Patients should be monitored for at least 24 hours after the bite to watch for any additional delayed systemic toxicity.
Carcinogenicity
Gila monster venom has not been found to be carcinogenic.
Genetic susceptibility or heritable traits
There have been no reported genetic or heritable traits that affect the level of toxicity of Gila monster envenomation.

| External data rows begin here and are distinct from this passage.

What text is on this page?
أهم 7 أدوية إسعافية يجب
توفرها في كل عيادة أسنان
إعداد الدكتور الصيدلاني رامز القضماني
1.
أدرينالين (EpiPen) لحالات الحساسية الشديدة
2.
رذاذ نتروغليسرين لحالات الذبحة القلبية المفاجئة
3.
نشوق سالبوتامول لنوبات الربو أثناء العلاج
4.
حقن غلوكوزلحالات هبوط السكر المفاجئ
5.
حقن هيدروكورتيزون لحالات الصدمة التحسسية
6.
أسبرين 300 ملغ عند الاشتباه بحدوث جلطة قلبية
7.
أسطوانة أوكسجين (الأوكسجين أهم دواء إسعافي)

Historical or unique exposures (6)
A unique use of the Gila monster is in the treatment of type 2 diabetes. The synthetic drug exenatide is a 39-amino acid peptide isolated from the saliva of the Gila monster. Exenatide is in a class of drugs called incretin mimetics that mimics the effects of glucagon-like-peptide-1 (GLP-1), also known as incretin. This peptide hormone regulates glucose homeostasis following meals, enhances insulin secretion, slows gastric emptying, and reduces food intake. Treatment with exenatide results in lowered A1C levels and weight loss in these diabetic patients.
References
1. Bonnet MS. The Toxicology of Heloderma Suspects: The Gila Monster. British Homeopathic Journal. July 2000; 89: 198-204.
2. Strimple PD, Tomassoni AJ, Otten EJ, Bahner D. Report on envenomation by a Gila monster (Heloderma suspectum) with a discussion of venom apparatus, clinical findings, and treatment. Wilderness and Environmental Medicine. 1997; 8: 111-116.

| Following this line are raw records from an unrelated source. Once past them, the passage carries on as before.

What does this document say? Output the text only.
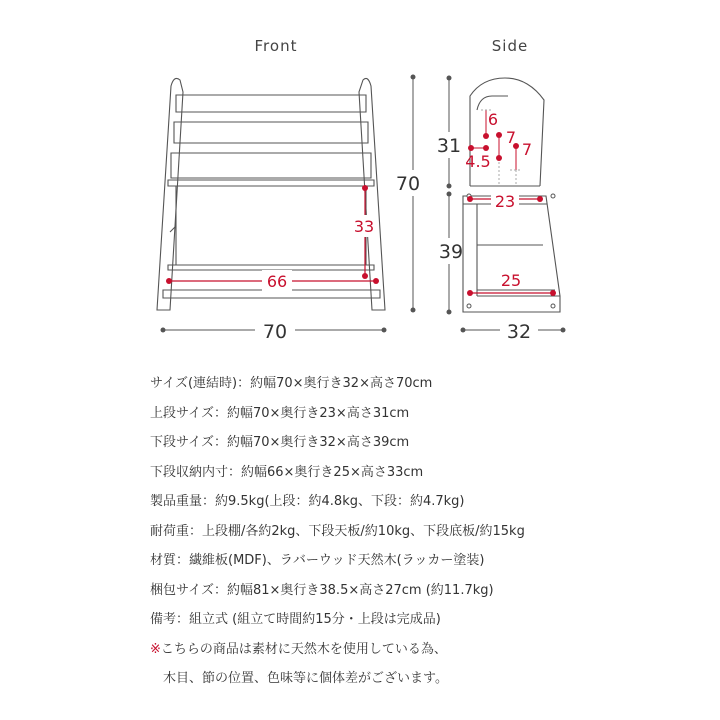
Front
70
70
66
33
Side
31
39
32
23
25
6
7
7
4.5
サイズ(連結時)：約幅70×奥行き32×高さ70cm
上段サイズ：約幅70×奥行き23×高さ31cm
下段サイズ：約幅70×奥行き32×高さ39cm
下段収納内寸：約幅66×奥行き25×高さ33cm
製品重量：約9.5kg(上段：約4.8kg、下段：約4.7kg)
耐荷重：上段棚/各約2kg、下段天板/約10kg、下段底板/約15kg
材質：繊維板(MDF)、ラバーウッド天然木(ラッカー塗装)
梱包サイズ：約幅81×奥行き38.5×高さ27cm (約11.7kg)
備考：組立式 (組立て時間約15分・上段は完成品)
※こちらの商品は素材に天然木を使用している為、
木目、節の位置、色味等に個体差がございます。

3. Hooker KR, Caravati EM. Gila Monster Envenomation. Annals of Emergency Medicine. October 1994; 24(4): 731-735.
4. Watkins JB, III. Toxic Effects of Plants and Animals. In: Klaassen CD. eds. Casarett and Doull’s Toxicology: The Basic Science of Poisons, Eighth Edition. McGraw-Hill; Accessed July 25, 2020. https://accesspharmacy-mhmedical-com.proxy.lib.ohio-state.edu/content.aspx?bookid=958§ionid=53483751
5. Sanggaard KW, Dyrlund TF, Thomsen LR, et al. Characterization of the gila monster (Heloderma suspectum) venom proteome. Journal of Proteomics. January 2015; 117: 1-11.
6. Triplett C, Chiquette E. Exenatide: From the Gila Monster to the Pharmacy. Journal of the American Pharmacists Association. January/February 2006; 46(1): 44-55.